Editor’s note: The following article was contributed by Jared Lyon of Student Veterans of America. The content may be edited for clarity, style and length. Find more at https://studentveterans.org/.
As the CEO of Student Veterans of America (SVA), connecting with student veterans is my priority. I’ve had the pleasure of engaging with this group of leaders across the country and visited over 240 of our chapters in 48 states over the past two years alone. In my travels, I find it striking that those who know and understand us call us “student veterans.” Those who do not, call us “veteran students.”
As our Vice President of Government Affairs Will Hubbard always reminds us, words matter.

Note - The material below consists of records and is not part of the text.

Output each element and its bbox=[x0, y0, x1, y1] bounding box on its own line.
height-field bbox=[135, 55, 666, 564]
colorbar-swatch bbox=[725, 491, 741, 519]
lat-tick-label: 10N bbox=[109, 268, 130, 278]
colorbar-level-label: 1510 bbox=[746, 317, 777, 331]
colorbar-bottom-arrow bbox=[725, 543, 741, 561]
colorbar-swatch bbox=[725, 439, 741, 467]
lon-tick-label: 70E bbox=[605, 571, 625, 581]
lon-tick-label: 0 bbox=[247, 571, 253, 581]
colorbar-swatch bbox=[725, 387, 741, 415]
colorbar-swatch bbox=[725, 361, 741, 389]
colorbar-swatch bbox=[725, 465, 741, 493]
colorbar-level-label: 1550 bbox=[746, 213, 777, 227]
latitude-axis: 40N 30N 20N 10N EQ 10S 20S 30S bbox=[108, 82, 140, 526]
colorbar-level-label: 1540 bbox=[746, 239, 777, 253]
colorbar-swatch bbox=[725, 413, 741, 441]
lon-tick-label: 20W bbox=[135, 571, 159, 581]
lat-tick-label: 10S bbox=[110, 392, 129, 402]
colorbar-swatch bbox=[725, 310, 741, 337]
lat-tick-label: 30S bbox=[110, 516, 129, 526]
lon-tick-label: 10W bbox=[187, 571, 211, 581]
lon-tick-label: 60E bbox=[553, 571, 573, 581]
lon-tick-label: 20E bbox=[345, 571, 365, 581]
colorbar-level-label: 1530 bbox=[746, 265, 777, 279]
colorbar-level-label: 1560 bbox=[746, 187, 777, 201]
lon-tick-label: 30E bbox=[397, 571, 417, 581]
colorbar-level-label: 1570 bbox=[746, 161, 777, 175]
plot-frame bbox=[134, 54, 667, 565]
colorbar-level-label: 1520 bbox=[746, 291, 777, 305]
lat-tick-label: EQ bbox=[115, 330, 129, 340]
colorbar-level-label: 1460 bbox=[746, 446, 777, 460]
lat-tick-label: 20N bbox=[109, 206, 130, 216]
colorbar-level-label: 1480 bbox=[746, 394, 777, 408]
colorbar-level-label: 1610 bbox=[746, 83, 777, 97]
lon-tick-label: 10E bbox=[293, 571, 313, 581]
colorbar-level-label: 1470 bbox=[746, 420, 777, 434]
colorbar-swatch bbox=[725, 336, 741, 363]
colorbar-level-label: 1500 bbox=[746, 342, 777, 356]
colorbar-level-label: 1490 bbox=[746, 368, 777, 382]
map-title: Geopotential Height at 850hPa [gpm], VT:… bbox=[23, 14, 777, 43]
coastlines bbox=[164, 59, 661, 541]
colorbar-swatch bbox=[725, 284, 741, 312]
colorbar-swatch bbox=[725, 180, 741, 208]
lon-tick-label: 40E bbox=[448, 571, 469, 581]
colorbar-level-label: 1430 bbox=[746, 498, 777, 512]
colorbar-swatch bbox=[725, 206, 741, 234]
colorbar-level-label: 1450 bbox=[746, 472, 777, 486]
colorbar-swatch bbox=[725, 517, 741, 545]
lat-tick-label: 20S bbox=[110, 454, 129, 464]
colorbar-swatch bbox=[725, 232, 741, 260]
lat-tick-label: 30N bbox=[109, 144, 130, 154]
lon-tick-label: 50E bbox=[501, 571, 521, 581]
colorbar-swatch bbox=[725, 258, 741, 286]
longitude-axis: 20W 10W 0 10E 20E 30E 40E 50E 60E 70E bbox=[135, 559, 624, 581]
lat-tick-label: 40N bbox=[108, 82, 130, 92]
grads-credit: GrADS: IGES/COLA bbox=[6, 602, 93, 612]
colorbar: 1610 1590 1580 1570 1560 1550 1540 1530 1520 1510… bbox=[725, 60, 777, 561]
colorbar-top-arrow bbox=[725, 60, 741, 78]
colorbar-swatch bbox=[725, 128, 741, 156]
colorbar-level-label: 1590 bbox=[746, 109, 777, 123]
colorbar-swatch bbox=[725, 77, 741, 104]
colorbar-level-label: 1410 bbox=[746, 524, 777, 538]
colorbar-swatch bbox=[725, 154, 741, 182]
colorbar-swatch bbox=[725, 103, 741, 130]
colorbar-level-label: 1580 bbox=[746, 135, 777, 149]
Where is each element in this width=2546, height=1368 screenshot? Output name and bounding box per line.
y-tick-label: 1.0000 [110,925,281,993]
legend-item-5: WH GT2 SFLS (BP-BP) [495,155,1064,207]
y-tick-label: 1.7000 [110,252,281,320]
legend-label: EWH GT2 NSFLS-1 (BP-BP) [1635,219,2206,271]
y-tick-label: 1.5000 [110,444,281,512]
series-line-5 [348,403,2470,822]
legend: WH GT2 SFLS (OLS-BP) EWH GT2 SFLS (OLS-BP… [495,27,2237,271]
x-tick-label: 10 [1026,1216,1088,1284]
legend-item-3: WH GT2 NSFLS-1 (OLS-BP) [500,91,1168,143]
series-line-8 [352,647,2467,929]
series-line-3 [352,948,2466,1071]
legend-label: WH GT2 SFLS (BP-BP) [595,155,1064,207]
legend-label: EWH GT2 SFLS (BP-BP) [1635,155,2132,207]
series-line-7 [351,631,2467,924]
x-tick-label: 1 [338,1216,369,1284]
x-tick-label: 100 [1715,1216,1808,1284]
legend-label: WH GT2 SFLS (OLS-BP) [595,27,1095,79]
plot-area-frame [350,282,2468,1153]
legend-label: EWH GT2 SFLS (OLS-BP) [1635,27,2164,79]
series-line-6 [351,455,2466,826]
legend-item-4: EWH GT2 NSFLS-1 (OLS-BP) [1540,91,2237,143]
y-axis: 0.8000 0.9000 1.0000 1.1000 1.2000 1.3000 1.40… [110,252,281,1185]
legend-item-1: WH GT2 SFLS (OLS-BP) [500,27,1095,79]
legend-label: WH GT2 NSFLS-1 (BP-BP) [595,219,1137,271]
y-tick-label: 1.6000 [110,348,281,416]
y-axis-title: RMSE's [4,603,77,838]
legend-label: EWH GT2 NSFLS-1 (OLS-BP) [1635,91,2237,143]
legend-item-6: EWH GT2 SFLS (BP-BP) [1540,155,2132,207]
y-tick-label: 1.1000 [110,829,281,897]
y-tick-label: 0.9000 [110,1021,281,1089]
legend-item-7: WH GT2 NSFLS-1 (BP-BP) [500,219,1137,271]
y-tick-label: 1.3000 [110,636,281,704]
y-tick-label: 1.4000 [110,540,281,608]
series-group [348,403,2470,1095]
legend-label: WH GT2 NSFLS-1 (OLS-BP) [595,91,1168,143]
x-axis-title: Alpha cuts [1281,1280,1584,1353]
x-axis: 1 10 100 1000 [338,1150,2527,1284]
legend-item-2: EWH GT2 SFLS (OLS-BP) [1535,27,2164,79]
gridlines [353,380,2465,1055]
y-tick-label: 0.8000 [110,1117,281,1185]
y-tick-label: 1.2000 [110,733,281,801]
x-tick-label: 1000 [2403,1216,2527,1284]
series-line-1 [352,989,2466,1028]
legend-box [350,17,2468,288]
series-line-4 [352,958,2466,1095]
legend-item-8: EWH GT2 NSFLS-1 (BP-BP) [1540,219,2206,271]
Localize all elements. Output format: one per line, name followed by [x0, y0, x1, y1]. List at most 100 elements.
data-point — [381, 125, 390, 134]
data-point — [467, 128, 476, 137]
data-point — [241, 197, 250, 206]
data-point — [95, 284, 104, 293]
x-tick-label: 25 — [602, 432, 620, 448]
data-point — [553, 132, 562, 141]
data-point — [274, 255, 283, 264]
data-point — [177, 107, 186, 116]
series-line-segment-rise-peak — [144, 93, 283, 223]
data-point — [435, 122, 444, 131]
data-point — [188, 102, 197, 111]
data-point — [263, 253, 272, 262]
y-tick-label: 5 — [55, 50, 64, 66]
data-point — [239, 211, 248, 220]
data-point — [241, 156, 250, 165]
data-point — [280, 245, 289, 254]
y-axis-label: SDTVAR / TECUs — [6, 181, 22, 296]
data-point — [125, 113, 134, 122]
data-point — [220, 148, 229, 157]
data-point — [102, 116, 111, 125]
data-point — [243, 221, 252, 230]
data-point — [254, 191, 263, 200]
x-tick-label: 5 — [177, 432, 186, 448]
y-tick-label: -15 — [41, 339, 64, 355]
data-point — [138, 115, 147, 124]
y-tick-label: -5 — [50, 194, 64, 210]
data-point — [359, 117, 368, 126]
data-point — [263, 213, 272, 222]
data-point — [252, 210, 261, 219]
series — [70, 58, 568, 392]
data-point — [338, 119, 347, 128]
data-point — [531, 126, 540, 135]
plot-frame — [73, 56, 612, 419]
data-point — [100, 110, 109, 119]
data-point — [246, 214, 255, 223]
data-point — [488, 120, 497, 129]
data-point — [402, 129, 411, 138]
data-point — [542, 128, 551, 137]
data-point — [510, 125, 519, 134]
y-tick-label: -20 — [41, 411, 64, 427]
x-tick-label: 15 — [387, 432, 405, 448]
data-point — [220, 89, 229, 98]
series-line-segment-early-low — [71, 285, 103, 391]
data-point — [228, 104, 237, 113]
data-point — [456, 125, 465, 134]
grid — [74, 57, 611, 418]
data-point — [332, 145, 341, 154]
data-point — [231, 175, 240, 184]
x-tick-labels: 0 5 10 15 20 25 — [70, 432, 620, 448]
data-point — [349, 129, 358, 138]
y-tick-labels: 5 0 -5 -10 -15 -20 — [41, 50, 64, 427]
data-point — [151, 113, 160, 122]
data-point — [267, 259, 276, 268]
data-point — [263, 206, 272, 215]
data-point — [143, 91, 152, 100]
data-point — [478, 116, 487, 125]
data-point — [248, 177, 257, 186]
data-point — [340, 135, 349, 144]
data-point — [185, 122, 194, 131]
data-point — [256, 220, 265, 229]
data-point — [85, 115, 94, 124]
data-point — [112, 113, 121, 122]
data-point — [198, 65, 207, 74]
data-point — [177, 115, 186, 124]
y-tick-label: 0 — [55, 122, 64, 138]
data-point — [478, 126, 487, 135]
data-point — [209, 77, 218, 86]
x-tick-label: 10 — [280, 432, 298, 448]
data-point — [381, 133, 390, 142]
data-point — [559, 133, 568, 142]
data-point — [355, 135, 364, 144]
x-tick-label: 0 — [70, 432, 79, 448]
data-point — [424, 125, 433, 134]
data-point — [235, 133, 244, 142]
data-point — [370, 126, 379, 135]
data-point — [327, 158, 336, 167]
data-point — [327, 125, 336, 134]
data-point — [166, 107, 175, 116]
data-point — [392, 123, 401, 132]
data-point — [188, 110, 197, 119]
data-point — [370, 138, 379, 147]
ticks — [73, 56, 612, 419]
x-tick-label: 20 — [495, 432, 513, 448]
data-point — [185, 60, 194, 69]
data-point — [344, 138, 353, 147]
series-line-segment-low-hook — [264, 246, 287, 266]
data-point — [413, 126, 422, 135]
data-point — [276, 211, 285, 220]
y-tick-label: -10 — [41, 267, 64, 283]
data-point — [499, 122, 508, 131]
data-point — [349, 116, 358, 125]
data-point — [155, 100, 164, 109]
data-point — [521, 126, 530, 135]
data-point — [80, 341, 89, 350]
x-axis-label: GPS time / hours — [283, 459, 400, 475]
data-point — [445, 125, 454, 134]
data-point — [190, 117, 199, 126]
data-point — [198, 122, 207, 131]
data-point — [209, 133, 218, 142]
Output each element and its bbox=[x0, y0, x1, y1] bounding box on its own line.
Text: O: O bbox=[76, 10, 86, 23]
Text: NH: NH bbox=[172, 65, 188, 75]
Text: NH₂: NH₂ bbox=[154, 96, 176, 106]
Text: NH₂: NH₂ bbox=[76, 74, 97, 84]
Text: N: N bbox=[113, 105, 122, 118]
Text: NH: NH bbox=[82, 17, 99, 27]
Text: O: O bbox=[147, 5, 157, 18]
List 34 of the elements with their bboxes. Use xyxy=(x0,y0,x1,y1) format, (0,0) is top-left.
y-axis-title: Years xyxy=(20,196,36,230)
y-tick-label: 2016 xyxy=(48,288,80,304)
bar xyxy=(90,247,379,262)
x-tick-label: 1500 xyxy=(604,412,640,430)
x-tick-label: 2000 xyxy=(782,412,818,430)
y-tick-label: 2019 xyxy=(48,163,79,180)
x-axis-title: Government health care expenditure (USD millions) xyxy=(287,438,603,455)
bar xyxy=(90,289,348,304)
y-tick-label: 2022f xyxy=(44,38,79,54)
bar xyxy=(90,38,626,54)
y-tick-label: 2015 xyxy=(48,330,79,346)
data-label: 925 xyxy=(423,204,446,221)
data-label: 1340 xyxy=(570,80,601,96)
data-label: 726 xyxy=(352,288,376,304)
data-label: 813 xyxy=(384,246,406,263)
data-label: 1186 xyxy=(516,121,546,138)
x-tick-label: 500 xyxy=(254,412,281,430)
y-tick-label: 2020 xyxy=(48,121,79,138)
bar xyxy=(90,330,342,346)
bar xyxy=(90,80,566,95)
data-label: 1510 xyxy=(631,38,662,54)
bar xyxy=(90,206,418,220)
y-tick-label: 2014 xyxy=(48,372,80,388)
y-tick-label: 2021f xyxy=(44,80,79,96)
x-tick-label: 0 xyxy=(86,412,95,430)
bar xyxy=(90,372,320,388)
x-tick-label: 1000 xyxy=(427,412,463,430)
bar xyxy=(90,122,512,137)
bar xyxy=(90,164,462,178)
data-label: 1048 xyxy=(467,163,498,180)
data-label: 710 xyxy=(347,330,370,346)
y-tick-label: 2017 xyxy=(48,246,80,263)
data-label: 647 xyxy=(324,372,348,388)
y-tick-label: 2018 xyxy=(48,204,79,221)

A veteran student can’t quite seem to get to graduation — a Van Wilder of sorts — who seems more inclined to be a student than becoming a graduate. A student veteran is dedicated to pursing a program of study in higher education, someone who at one point wrote a blank check up to and including their life by joining the military in service to our nation.
Why does the distinction matter? It matters because the way we talk about student veterans has a drastic impact on the perception of this talented population of scholars. There seems to be an unfortunately elastic myth that veterans don’t belong in college, one that employers, college administrators, faculty, and even veterans themselves too often believe. However, with nearly 1,500 SVA chapters, student veterans are part of the largest chapter-based student organization in the country. It’s safe to say we know about leading on campus and in the community.
When SVA published the National Veterans Education Success Tracker (NVEST) in the spring of 2017, we demonstrated that student veterans are definitively among the most successful students in higher education — no surprise to anyone who has interacted with these incredible Americans. Compared to the national grade point average (GPA) of 2.94, student veterans are markedly more impressive with a national average of 3.35; and they’re outpacing their peers and earning high-demand degrees. They’re graduating and moving into excellent career opportunities as outstanding alumni.
How awkward would it be to refer to “student athletes” as “athlete students”? No differently, student veterans are students first with ‘veteran’ as a proud part of their experience and identity. While student athletes have the NCAA, student veterans have SVA. We research, advocate, and communicate the success of student veterans, and wish veteran students well as they cross the stage someday. Student veterans are today’s scholars who will most assuredly become tomorrow’s leaders – let’s make sure we’re referring to them by the right title, they’ve earned it.